Title: Binomial Theorem for Primes
Post by Sir Col on Jun 5^th, 2004, 9:59am

Consider the following results,
7⁵ = 16807 [equiv] 2 mod 5
3⁵+4⁵ = 1267 [equiv] 2 mod 5

11⁷ = 19487171 [equiv] 4 mod 7
3⁷+8⁷ = 2099339 [equiv] 4 mod 7

Given that p is prime, and a,b[in][bbn], prove that in general, (a+b)^p [equiv] a^p+b^p mod p.

Title: Re: Binomial Theorem for Primes
Post by Grimbal on Jun 5^th, 2004, 6:34pm

Title: Re: Binomial Theorem for Primes
Post by Sir Col on Jun 6^th, 2004, 3:02am

on 06/05/04 at 18:34:35, Grimbal wrote:

Eh? I must have missed the lectures on "Proof by Smilies".

Title: Re: Binomial Theorem for Primes
Post by Grimbal on Jun 7^th, 2004, 3:00am

It seems to me you are obfuscating a much simpler equation. My smile says: I know.

::[hide]For p prime, a^p [equiv] a mod p.[/hide]::

Title: Re: Binomial Theorem for Primes
Post by Sir Col on Jun 7^th, 2004, 4:41am

The problem is not quite that trivial. Fermats Little Theorem only demonstrates that (a+b)^p is congruent with a+b modulo p.
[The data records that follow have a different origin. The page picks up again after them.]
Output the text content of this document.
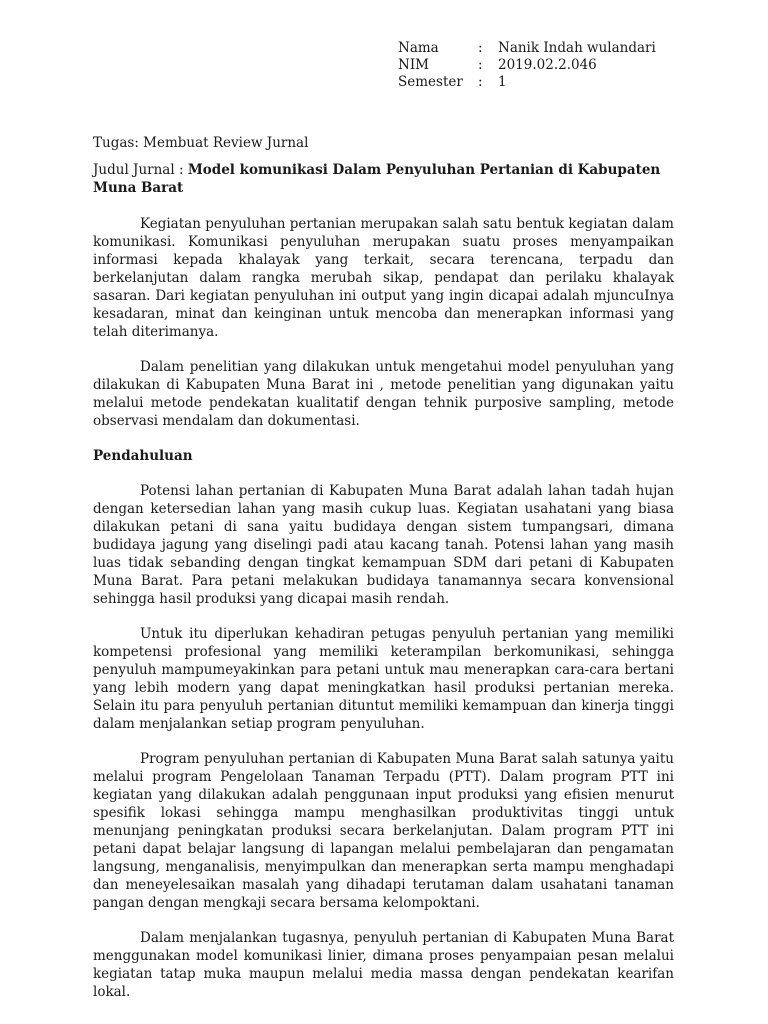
Nama	:	Nanik Indah wulandari
NIM	:	2019.02.2.046
Semester	:	1

Tugas: Membuat Review Jurnal

Judul Jurnal : Model komunikasi Dalam Penyuluhan Pertanian di Kabupaten Muna Barat

Kegiatan penyuluhan pertanian merupakan salah satu bentuk kegiatan dalam komunikasi. Komunikasi penyuluhan merupakan suatu proses menyampaikan informasi kepada khalayak yang terkait, secara terencana, terpadu dan berkelanjutan dalam rangka merubah sikap, pendapat dan perilaku khalayak sasaran. Dari kegiatan penyuluhan ini output yang ingin dicapai adalah mjuncuInya kesadaran, minat dan keinginan untuk mencoba dan menerapkan informasi yang telah diterimanya.

Dalam penelitian yang dilakukan untuk mengetahui model penyuluhan yang dilakukan di Kabupaten Muna Barat ini , metode penelitian yang digunakan yaitu melalui metode pendekatan kualitatif dengan tehnik purposive sampling, metode observasi mendalam dan dokumentasi.

Pendahuluan

Potensi lahan pertanian di Kabupaten Muna Barat adalah lahan tadah hujan dengan ketersedian lahan yang masih cukup luas. Kegiatan usahatani yang biasa dilakukan petani di sana yaitu budidaya dengan sistem tumpangsari, dimana budidaya jagung yang diselingi padi atau kacang tanah. Potensi lahan yang masih luas tidak sebanding dengan tingkat kemampuan SDM dari petani di Kabupaten Muna Barat. Para petani melakukan budidaya tanamannya secara konvensional sehingga hasil produksi yang dicapai masih rendah.

Untuk itu diperlukan kehadiran petugas penyuluh pertanian yang memiliki kompetensi profesional yang memiliki keterampilan berkomunikasi, sehingga penyuluh mampumeyakinkan para petani untuk mau menerapkan cara-cara bertani yang lebih modern yang dapat meningkatkan hasil produksi pertanian mereka. Selain itu para penyuluh pertanian dituntut memiliki kemampuan dan kinerja tinggi dalam menjalankan setiap program penyuluhan.

Program penyuluhan pertanian di Kabupaten Muna Barat salah satunya yaitu melalui program Pengelolaan Tanaman Terpadu (PTT). Dalam program PTT ini kegiatan yang dilakukan adalah penggunaan input produksi yang efisien menurut spesifik lokasi sehingga mampu menghasilkan produktivitas tinggi untuk menunjang peningkatan produksi secara berkelanjutan. Dalam program PTT ini petani dapat belajar langsung di lapangan melalui pembelajaran dan pengamatan langsung, menganalisis, menyimpulkan dan menerapkan serta mampu menghadapi dan meneyelesaikan masalah yang dihadapi terutaman dalam usahatani tanaman pangan dengan mengkaji secara bersama kelompoktani.

Dalam menjalankan tugasnya, penyuluh pertanian di Kabupaten Muna Barat menggunakan model komunikasi linier, dimana proses penyampaian pesan melalui kegiatan tatap muka maupun melalui media massa dengan pendekatan kearifan lokal.
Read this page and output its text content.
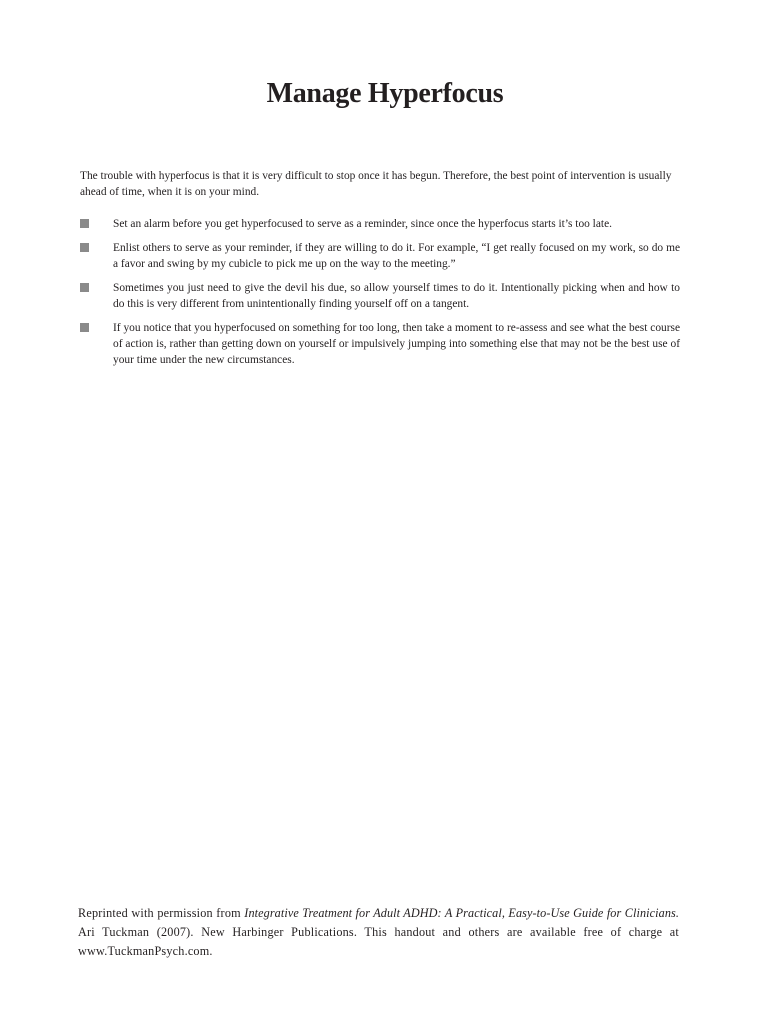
Manage Hyperfocus

The trouble with hyperfocus is that it is very difficult to stop once it has begun. Therefore, the best point of intervention is usually ahead of time, when it is on your mind.

Set an alarm before you get hyperfocused to serve as a reminder, since once the hyperfocus starts it’s too late.
Enlist others to serve as your reminder, if they are willing to do it. For example, “I get really focused on my work, so do me a favor and swing by my cubicle to pick me up on the way to the meeting.”
Sometimes you just need to give the devil his due, so allow yourself times to do it. Intentionally picking when and how to do this is very different from unintentionally finding yourself off on a tangent.
If you notice that you hyperfocused on something for too long, then take a moment to re-assess and see what the best course of action is, rather than getting down on yourself or impulsively jumping into something else that may not be the best use of your time under the new circumstances.

Reprinted with permission from Integrative Treatment for Adult ADHD: A Practical, Easy-to-Use Guide for Clinicians. Ari Tuckman (2007). New Harbinger Publications. This handout and others are available free of charge at www.TuckmanPsych.com.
However, you are correct, I was partially obfuscating the problem, namely: except for the first and last terms in the expansion of (a+b)ⁿ, show that n divides the coefficients of each term iff n is prime.

Title: Re: Binomial Theorem for Primes
Post by towr on Jun 7^th, 2004, 5:10am

For the original question
::[hide](a+b)^p % p [equiv] (a+b) % p [equiv] [a % p + b % p] % p [equiv] [a^p % p + b^p % p] % p [equiv] [a^p + b^p] % p [/hide]::
?

Title: Re: Binomial Theorem for Primes
Post by Sir Col on Jun 7^th, 2004, 12:23pm

Nicely done, towr! I had not anticipated such a simple solution.

Apologies, Grimbal, for doubting your clever insight! :-[

Okay...
Quote:

Except for the first and last terms in the expansion of (a+b)ⁿ, show that n divides the coefficients of each term iff n is prime.

And it is not sufficient to use F.L.T. to demonstrate that the sum of coefficients must be divisible by n; although I hadn't realised that until you clever twosome demonstrated it. Consider the following:
(a+b)² = a² + 2ab + b²
(a+b)³ = a³ + 3a²b + 3ab² + b³
(a+b)⁴ = a⁴ + 4a³b + 6a²b² + 4ab³ + b⁴

Clearly 2|2, 3|3, and 4|(4+6+4), but 4 does not divide 6.